Friday, December 3, 2010

Using Finite State Transducers in Lucene

FSTs are finite-state machines that map a term (byte sequence) to an arbitrary output. They also look cool:

That FST maps the sorted words mop, moth, pop, star, stop and top to their ordinal number (0, 1, 2, ...). As you traverse the arcs, you sum up the outputs, so stop hits 3 on the s and 1 on the o, so its output ordinal is 4. The outputs can be arbitrary numbers or byte sequences, or combinations, etc. -- it's pluggable.

Essentially, an FST is a SortedMap<ByteSequence,SomeOutput>, if the arcs are in sorted order. With the right representation, it requires far less RAM than other SortedMap implementations, but has a higher CPU cost during lookup. The low memory footprint is vital for Lucene since an index can easily have many millions (sometimes, billions!) of unique terms.

There's a great deal of theory behind FSTs. They generally support the same operations as FSMs (determinize, minimize, union, intersect, etc.). You can also compose them, where the outputs of one FST are intersected with the inputs of the next, resulting in a new FST.

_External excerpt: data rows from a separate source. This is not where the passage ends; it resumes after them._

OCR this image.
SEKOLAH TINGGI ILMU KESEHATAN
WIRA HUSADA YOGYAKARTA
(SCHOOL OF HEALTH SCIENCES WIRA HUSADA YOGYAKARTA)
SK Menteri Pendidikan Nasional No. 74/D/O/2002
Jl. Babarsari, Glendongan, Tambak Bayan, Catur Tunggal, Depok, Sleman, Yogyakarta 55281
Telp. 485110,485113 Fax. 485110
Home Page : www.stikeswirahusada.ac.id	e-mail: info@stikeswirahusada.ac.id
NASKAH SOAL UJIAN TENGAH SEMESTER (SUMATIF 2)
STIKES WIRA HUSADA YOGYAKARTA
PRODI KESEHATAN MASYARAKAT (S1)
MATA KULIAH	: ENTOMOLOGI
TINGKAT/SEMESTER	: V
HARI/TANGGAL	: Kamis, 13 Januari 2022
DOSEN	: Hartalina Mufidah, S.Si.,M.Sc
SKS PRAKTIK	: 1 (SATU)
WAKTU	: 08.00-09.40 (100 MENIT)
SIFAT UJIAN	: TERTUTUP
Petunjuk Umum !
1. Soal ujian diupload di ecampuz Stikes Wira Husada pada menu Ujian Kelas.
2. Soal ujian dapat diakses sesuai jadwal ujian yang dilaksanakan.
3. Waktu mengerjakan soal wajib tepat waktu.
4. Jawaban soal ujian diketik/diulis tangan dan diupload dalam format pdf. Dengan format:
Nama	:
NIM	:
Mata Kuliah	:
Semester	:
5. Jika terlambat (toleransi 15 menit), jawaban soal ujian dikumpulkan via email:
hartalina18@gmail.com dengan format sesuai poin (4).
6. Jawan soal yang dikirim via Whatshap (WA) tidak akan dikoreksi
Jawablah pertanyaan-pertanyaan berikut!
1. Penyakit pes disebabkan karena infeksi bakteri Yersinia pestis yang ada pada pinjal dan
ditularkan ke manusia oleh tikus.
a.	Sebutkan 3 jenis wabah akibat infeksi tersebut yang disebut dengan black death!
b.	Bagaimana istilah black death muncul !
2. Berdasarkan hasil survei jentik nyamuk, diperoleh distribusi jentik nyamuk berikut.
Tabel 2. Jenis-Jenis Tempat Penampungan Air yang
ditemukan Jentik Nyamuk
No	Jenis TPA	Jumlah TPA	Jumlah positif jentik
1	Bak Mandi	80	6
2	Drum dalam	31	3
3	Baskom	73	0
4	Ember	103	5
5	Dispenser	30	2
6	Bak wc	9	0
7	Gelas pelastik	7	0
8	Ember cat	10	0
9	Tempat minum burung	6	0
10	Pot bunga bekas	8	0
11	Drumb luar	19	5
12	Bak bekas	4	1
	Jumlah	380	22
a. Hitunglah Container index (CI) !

There are some nice general-purpose FST toolkits (OpenFst looks great) that support all these operations, but for Lucene I decided to implement this neat algorithm which incrementally builds up the minimal unweighted FST from pre-sorted inputs. This is a perfect fit for Lucene since we already store all our terms in sorted (unicode) order.

The resulting implementation (currently a patch on LUCENE-2792) is fast and memory efficient: it builds the 9.8 million terms in a 10 million Wikipedia index in ~8 seconds (on a fast computer), requiring less than 256 MB heap. The resulting FST is 69 MB. It can also build a prefix trie, pruning by how many terms come through each node, with even less memory.

Note that because addition is commutative, an FST with numeric outputs is not guaranteed to be minimal in my implementation; perhaps if I could generalize the algorithm to a weighted FST instead, which also stores a weight on each arc, that would yield the minimal FST. But I don't expect this will be a problem in practice for Lucene.

In the patch I modified the SimpleText codec, which was loading all terms into a TreeMap mapping the BytesRef term to an int docFreq and long filePointer, to use an FST instead, and all tests pass!

There are lots of other potential places in Lucene where we could use FSTs, since we often need map the index terms to "something". For example, the terms index maps to a long file position; the field cache maps to ordinals; the terms dictionary maps to codec-specific metadata, etc. We also have multi-term queries (eg Prefix, Wildcard, Fuzzy, Regexp) that need to test a large number of terms, that could work directly via intersection with the FST instead (many apps could easily fit their entire terms dict in RAM as an FST since the format is so compact). The FST could be used for a key/value store. Lots of fun things to try!

Many thanks to Dawid Weiss for helping me iterate on this.